Exhibit features famed Ohioans from Johnny Appleseed to Jenny Mae

Artist Rob Jones created 150 portraits for a staggering new exhibit now on display at the Columbus Metropolitan Library downtown.
A cross section of the portraits on display at the downtown library
A cross section of the portraits on display at the downtown libraryRob Jones

Sometimes while working on a portrait, Rob Jones will run out of real estate on the page.

Rather than starting over – something he’s loath to do – the artist will tape another sheet or two of paper to the original image and continue drawing. It’s a small touch, but the impact can be massive. Such is the case with Jones’ portrait of Columbus painter Bryan Moss, which has a page taped on each side to catch the flowing strands of his hair bursting from under the artist’s hat.

“It’s still him [without that detail],” Jones said recently at the Columbus Metropolitan Library downtown, where he currently has 150 portraits of notable Ohioans on display – one in a series of exhibits curated by Stephanie Rond as a means to celebrate the library’s 150th anniversary. “But this way you get more of the personality. … I don’t like to start over, and I don’t like to waste all the time, all the materials you already put in there. So, how can you fix it? I could have scratched all that and gotten a bigger piece of paper, but why?”

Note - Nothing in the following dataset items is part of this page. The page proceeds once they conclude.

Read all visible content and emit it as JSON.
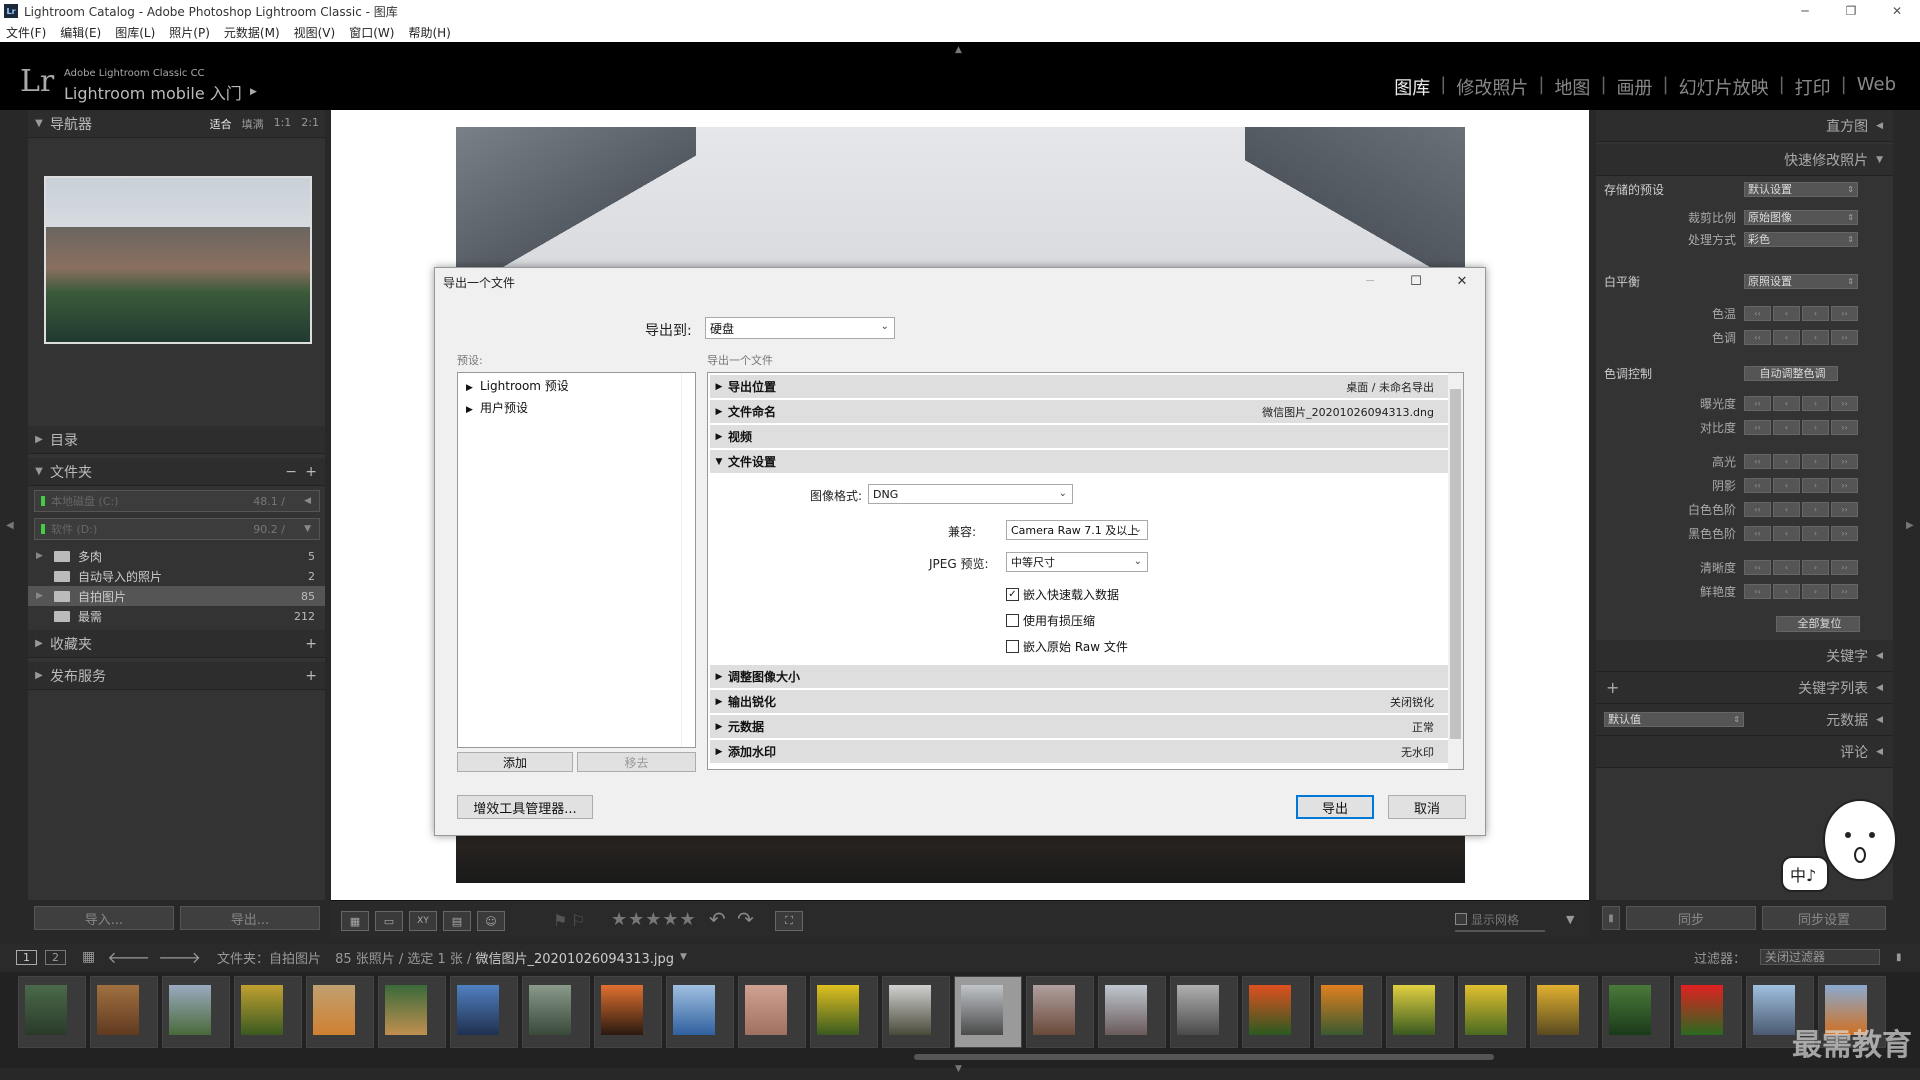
{
  "window": {
    "title": "Lightroom Catalog - Adobe Photoshop Lightroom Classic - 图库",
    "app_icon": "Lr"
  },
  "menu": [
    "文件(F)",
    "编辑(E)",
    "图库(L)",
    "照片(P)",
    "元数据(M)",
    "视图(V)",
    "窗口(W)",
    "帮助(H)"
  ],
  "identity": {
    "logo": "Lr",
    "product": "Adobe Lightroom Classic CC",
    "mobile": "Lightroom mobile 入门"
  },
  "modules": [
    "图库",
    "修改照片",
    "地图",
    "画册",
    "幻灯片放映",
    "打印",
    "Web"
  ],
  "left": {
    "navigator": {
      "title": "导航器",
      "zoom": [
        "适合",
        "填满",
        "1:1",
        "2:1"
      ]
    },
    "catalog": "目录",
    "folders": {
      "title": "文件夹",
      "volumes": [
        {
          "name": "本地磁盘 (C:)",
          "size": "48.1 /"
        },
        {
          "name": "软件 (D:)",
          "size": "90.2 /"
        }
      ],
      "items": [
        {
          "name": "多肉",
          "count": "5"
        },
        {
          "name": "自动导入的照片",
          "count": "2"
        },
        {
          "name": "自拍图片",
          "count": "85"
        },
        {
          "name": "最需",
          "count": "212"
        }
      ]
    },
    "collections": "收藏夹",
    "publish": "发布服务",
    "import_btn": "导入...",
    "export_btn": "导出..."
  },
  "dialog": {
    "title": "导出一个文件",
    "export_to_label": "导出到:",
    "export_to_value": "硬盘",
    "presets_label": "预设:",
    "section_label": "导出一个文件",
    "presets": [
      "Lightroom 预设",
      "用户预设"
    ],
    "add": "添加",
    "remove": "移去",
    "plugin_mgr": "增效工具管理器...",
    "export": "导出",
    "cancel": "取消",
    "sections": [
      {
        "name": "导出位置",
        "value": "桌面 / 未命名导出"
      },
      {
        "name": "文件命名",
        "value": "微信图片_20201026094313.dng"
      },
      {
        "name": "视频",
        "value": ""
      },
      {
        "name": "文件设置",
        "value": ""
      },
      {
        "name": "调整图像大小",
        "value": ""
      },
      {
        "name": "输出锐化",
        "value": "关闭锐化"
      },
      {
        "name": "元数据",
        "value": "正常"
      },
      {
        "name": "添加水印",
        "value": "无水印"
      }
    ],
    "file_settings": {
      "format_label": "图像格式:",
      "format": "DNG",
      "compat_label": "兼容:",
      "compat": "Camera Raw 7.1 及以上",
      "jpeg_label": "JPEG 预览:",
      "jpeg": "中等尺寸",
      "checks": [
        {
          "label": "嵌入快速载入数据",
          "checked": "✓"
        },
        {
          "label": "使用有损压缩",
          "checked": ""
        },
        {
          "label": "嵌入原始 Raw 文件",
          "checked": ""
        }
      ]
    }
  },
  "right": {
    "histogram": "直方图",
    "quick": "快速修改照片",
    "saved_preset_label": "存储的预设",
    "saved_preset": "默认设置",
    "crop_label": "裁剪比例",
    "crop": "原始图像",
    "treat_label": "处理方式",
    "treat": "彩色",
    "wb_label": "白平衡",
    "wb": "原照设置",
    "temp": "色温",
    "tint": "色调",
    "tone_label": "色调控制",
    "auto_tone": "自动调整色调",
    "tone_rows": [
      "曝光度",
      "对比度",
      "高光",
      "阴影",
      "白色色阶",
      "黑色色阶",
      "清晰度",
      "鲜艳度"
    ],
    "reset": "全部复位",
    "keywords": "关键字",
    "keyword_list": "关键字列表",
    "metadata_select": "默认值",
    "metadata": "元数据",
    "comments": "评论",
    "sync": "同步",
    "sync_settings": "同步设置"
  },
  "toolbar": {
    "show_grid": "显示网格"
  },
  "filmstrip": {
    "screen1": "1",
    "screen2": "2",
    "path": "文件夹：自拍图片",
    "count": "85 张照片 / 选定 1 张 /",
    "file": "微信图片_20201026094313.jpg",
    "filter_label": "过滤器：",
    "filter": "关闭过滤器"
  },
  "mascot_text": "中♪",
  "watermark": "最需教育"
}
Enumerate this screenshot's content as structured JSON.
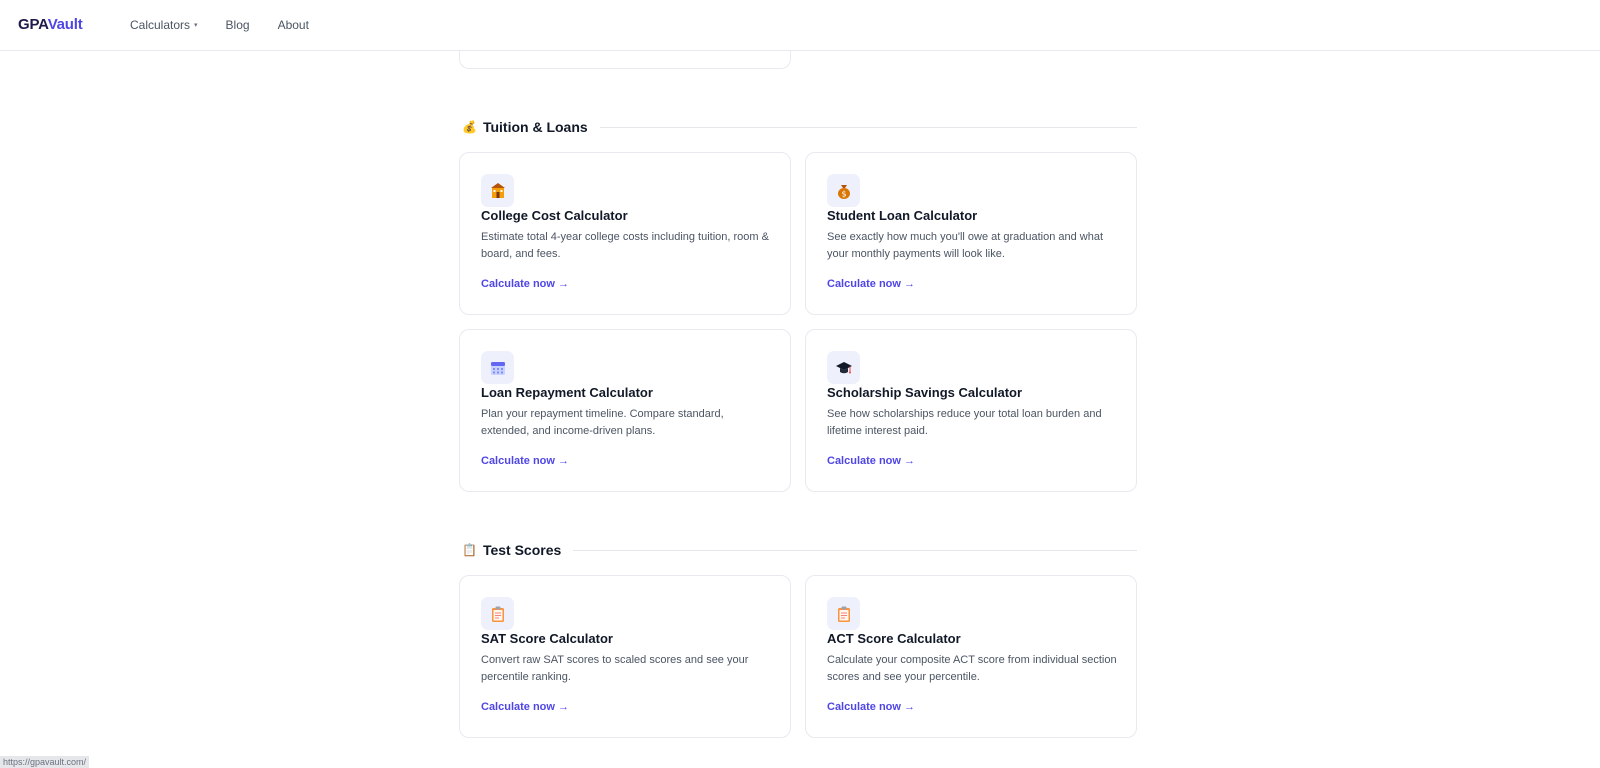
{
  "header": {
    "logo_part1": "GPA",
    "logo_part2": "Vault",
    "nav": {
      "calculators": "Calculators",
      "caret": "▾",
      "blog": "Blog",
      "about": "About"
    }
  },
  "sections": [
    {
      "icon": "money-bag-icon",
      "icon_glyph": "💰",
      "title": "Tuition & Loans",
      "cards": [
        {
          "icon": "school-building-icon",
          "title": "College Cost Calculator",
          "desc": "Estimate total 4-year college costs including tuition, room & board, and fees.",
          "link": "Calculate now →"
        },
        {
          "icon": "money-bag-icon",
          "title": "Student Loan Calculator",
          "desc": "See exactly how much you'll owe at graduation and what your monthly payments will look like.",
          "link": "Calculate now →"
        },
        {
          "icon": "calendar-icon",
          "title": "Loan Repayment Calculator",
          "desc": "Plan your repayment timeline. Compare standard, extended, and income-driven plans.",
          "link": "Calculate now →"
        },
        {
          "icon": "graduation-cap-icon",
          "title": "Scholarship Savings Calculator",
          "desc": "See how scholarships reduce your total loan burden and lifetime interest paid.",
          "link": "Calculate now →"
        }
      ]
    },
    {
      "icon": "clipboard-icon",
      "icon_glyph": "📋",
      "title": "Test Scores",
      "cards": [
        {
          "icon": "clipboard-icon",
          "title": "SAT Score Calculator",
          "desc": "Convert raw SAT scores to scaled scores and see your percentile ranking.",
          "link": "Calculate now →"
        },
        {
          "icon": "clipboard-icon",
          "title": "ACT Score Calculator",
          "desc": "Calculate your composite ACT score from individual section scores and see your percentile.",
          "link": "Calculate now →"
        }
      ]
    }
  ],
  "status_bar": {
    "url": "https://gpavault.com/"
  },
  "colors": {
    "accent": "#4f46e5",
    "logo_dark": "#1e1b4b",
    "icon_bg": "#eef0fb",
    "border": "#e8eaf0"
  }
}
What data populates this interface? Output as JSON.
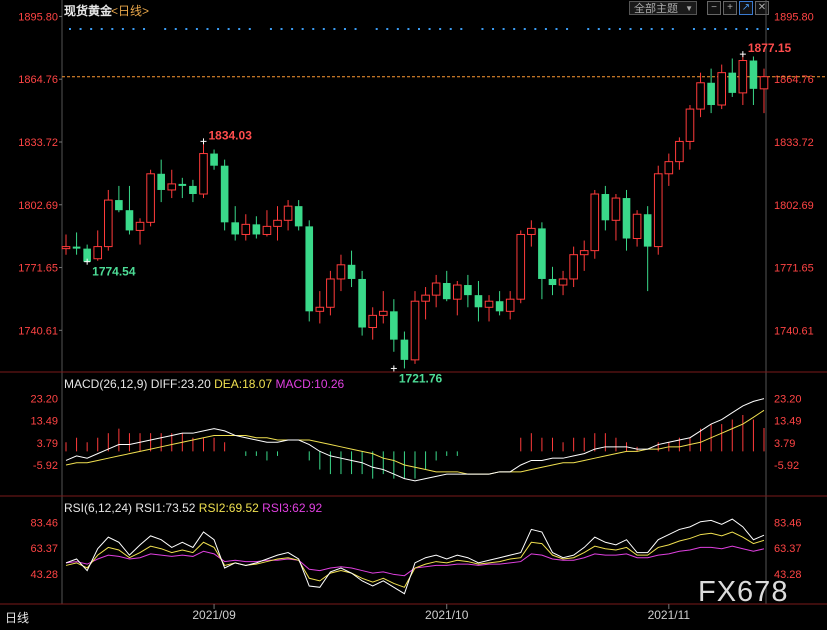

These kinds of handmade touches lend Jones’ portraits a desired weathered quality, with some containing visible tape lines or loops of thread stitched through the page. Others have been folded multiple times and the creases then sanded to amplify the effect, as though the portrait had long been stored in a wallet. And still others are stained with coffee, crumbled and otherwise roughed up.

“When it looks old and weathered, it gives [the portrait] a history,” Jones said. “I have a photo of my Great, Great Uncle Bobby from World War I, when he had just gotten there, and it’s beat up and gray and folded. He had it with him through all of that crap, and it has this feeling to it that newer, crisper things just don’t have. So, visually I like it, but I’m also drawn to the otherworldliness of this time period that’s so far removed from now.”

Jones, who teaches art at Olentangy’s Freedom Trail Elementary School, said finding his own voice as a painter has been a gradual process of letting his style deteriorate, not only embracing imperfection but at times leaning into it. “It started once I graduated college, when I didn’t have money for art supplies, so I just started painting on found wood and really embracing found objects,” Jones said. “And then it was carrying that over into the oil paints and the inks, and just leaning into that roughness and that sense of history. … I know my students are only in elementary school, but I want them to realize art doesn’t have to be perfect. The mistakes give it the human quality people are drawn to.”

In selecting subjects for the exhibit, Jones cast an impressively wide net, creating portraits of iconic underground musicians (Jenny Mae Leffel, Camu Tao, Ralph Carney), disgraced, larger-than-life politicians (James Traficant), historical figures (Johnny Appleseed, James Thurber), Columbus writers still operating at the height of their powers (Hanif Abdurraqib, Maggie Smith, Scott Woods) and a smattering of artists who have inspired Jones along the way (Dan Gerdeman, Queen Brooks, Richard “Duarte” Brown, Aminah Robinson, Reaghan Buchanan). There are also a couple of fictional easter eggs planted among the real-life figures, including Tommy Callahan, the Ohio-born heir to an auto parts factory played by the late Chris Farley in the 1995 comedy “Tommy Boy.” (Portraits of deceased individuals are accompanied by a gold leaf halo.)

For Jones, the exhibit doubled as a research project, allowing him to lean into a love of history initially stoked in him by his father, a history teacher who Jones said habitually dragged the family to any historic site within driving distance. 

“The Ohio History Connection, their feed on Instagram is fantastic, and they would post some profile of an Ohioan that nine times out of 10 I hadn’t heard of, and then that would lead me to others, which would eventually send me to where I was weaving my way down this rabbit hole,” Jones said. “I wanted to get a wide variety of professions, of personalities, so one would lead to another to another to another.”

Of course, Jones interests are well reflected, including a heavy dose of musicians – a craft to which he has long been drawn in part because it remains something of a mystery. “I have no rhythm; I don’t understand chords,” he said. “And really, I think it would dispel the magic if I learned how to do it.”

Other portraits are tributes to those who helped him along the way, including Penny Donahue, who served as a mentor when Jones first started teaching. “So, there are a few people who really got me going, and who I wanted to pay homage to,” Jones said. “And then I wanted to be sure to get an amazing cross-section of the community. … And now that it’s done, I kind of feel like I should continue it because I keep coming across people who I had no idea were from Ohio, or that I completely forgot about, like [free jazz innovator] Albert Ayler from Cleveland. There are all of these artists and musicians and people that I’m only finding and remembering now that it’s all said and done.”